Tony Wyman twirled the Montblanc. “And then what?”
“Turn him over.”
“To whom?”
Tom shrugged. “Ultimately that’s your call, Tony. But if Ben Said was responsible for Jim McGee’s death, we should have him extradited to the U.S.”
“That means a trial. It means a media circus.”
“What about the French?”
“There’s no death penalty in Europe,” Reuven said.
“Which is why the French will never let him be extradited,” Tom added.
Tony Wyman slid the pen back into his vest. “This is all very preliminary,” he said. “It’s a distraction. Right now I’d like to know Langley’s motivation for throwing a wrench at us.” He looked at the others. “That affects our bottom line, lady and gentlemen.”
“Protection of the status quo,” Tom said. “Everybody keeps their jobs.” He tapped the photos MJ had printed from the video he’d shot in Ben Said’s bomb lab. “Can you imagine how long anybody on the seventh floor would be employed if you took these pictures and showed them to Porter Goss. Goss wants George Tenet’s job bad.”

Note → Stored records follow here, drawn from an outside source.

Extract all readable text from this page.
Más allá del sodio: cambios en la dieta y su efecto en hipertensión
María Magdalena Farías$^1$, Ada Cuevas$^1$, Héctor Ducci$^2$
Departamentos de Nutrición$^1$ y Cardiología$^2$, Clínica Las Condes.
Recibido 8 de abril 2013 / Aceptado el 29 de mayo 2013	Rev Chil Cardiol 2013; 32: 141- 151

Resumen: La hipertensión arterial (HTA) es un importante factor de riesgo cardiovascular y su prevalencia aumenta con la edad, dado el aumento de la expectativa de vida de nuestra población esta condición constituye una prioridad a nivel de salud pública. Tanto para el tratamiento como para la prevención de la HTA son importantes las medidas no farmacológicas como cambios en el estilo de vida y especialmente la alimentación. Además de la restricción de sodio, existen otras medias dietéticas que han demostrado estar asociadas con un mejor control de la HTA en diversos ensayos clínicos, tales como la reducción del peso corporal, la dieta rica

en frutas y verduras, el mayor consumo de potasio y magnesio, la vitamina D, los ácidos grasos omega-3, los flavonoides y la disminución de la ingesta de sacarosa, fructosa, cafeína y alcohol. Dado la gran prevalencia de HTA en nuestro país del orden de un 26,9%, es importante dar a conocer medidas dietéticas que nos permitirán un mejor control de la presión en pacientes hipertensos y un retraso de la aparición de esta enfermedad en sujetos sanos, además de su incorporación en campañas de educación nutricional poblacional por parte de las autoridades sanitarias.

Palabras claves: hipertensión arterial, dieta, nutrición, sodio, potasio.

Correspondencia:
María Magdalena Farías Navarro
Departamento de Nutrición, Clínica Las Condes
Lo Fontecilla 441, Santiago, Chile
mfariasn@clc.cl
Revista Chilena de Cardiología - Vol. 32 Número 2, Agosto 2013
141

Tony Wyman gave Tom a wary look. “Porter and I were in the same training class-and we’ve stayed in touch.” Wyman scratched his chin. “As I recall, he was an adequate operator.” He paused. “I agree-he wants Tenet’s job, and having one of our own as DCI could improve the situation at DO. But I’m not in favor of a coup-at least for the present.”
“Why?”
“It’s not in our interests.” Wyman’s voice took on an edginess. “Because we have no resolution, Tom. No bad guys in handcuffs. No bombs for show-and-tell.”
Wyman was deflecting. Tom couldn’t believe it. “Tony, I’m serious. Look at what’s happening in the press. Langley is leaking like a sieve these days. It’s goddamn unprecedented. All sorts of stories about how the White House cooked the books on Iraq. Stories about how CIA tried to warn the president that there were no WMDs.” Tom slapped the table with the flat of his hand. “It’s all chaff, Tony. Disinformation. What the Sovs used to call active measures. You know it as well as I do. The president asks the DCI whether or not there are WMDs, and the DCI tells him, ‘It’s a slam dunk,’ even though anyone at Langley worth their salt had doubts about the depth of the program. And now the seventh floor is trying to weasel out of the responsibility for giving everyone-everyone from the White House to the Pentagon to State-either bad intelligence or no intelligence at all. This whole rotten situation is about job security, Tony. No more, no less. We should take what we know to Porter Goss and let him run with it.”